Based on the environmental and physical performance of the OPC/ Geosta®-treated Ni contaminated soil, the following conclusions can be drawn:

  • All mix designs managed to retain Ni contamination below the trigger values proposed by ICRCL. Higher value is 58.4 mg/kg while lower value is 11.95 mg/kg.
  • The introduction of Geosta® into the S/S treatment increased the ability of the binder system over Ni retention by more than two times, when compared to only cement mixtures (it is the case for all mixtures).

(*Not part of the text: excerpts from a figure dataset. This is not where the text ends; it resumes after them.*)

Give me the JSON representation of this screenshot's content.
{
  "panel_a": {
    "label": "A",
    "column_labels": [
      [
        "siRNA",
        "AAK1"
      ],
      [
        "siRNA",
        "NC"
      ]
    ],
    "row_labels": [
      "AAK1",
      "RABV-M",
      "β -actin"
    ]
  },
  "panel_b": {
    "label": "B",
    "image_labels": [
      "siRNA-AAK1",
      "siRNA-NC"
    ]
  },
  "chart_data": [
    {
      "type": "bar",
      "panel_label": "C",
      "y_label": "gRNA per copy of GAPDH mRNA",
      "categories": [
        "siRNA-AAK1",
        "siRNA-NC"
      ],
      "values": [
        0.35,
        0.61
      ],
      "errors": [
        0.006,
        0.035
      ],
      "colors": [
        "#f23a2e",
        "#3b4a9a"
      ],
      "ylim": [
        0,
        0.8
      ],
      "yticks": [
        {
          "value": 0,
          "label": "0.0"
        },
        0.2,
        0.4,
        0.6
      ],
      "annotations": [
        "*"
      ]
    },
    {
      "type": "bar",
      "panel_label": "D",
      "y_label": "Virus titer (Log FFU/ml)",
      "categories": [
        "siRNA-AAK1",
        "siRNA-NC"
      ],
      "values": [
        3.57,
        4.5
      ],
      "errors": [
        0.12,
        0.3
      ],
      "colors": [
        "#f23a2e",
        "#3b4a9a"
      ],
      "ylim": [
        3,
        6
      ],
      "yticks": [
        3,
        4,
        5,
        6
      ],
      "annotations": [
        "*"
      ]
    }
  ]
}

  • This difference in retention ability between the plain cement mixtures and the ones containing Geosta® could be attributed to the cation exchange ability of chlorides (formation of heavy metal-Cl complexes) and zeolites (heavy metals are trapped inside the zeolitic structure) in Geosta® powder.
  • The optimum mixture, in terms of chemical efficiency was 10% OPC wt% and 1.4 wt% of Geosta® with 5.57 mg/l (11.95 mg/kg) and 99.50% ratio of stabilization.
  • In relation to the mechanical performance of S/S Ni, higher UCS values were obtained when higher amount of cement (10% OPC) was used for the solidification process
  • The optimum mixture, in terms of mechanical efficiency, was 10% OPC wt% and 4.2 wt% Geosta® with 21.11 MPa.
  • The optimum mixture in terms of reuse, leaching, UCS and cost is 5%OPC-4.2%G and has tremendous potential in construction material applications such as engineering fil, pavement blocks and bricks among others.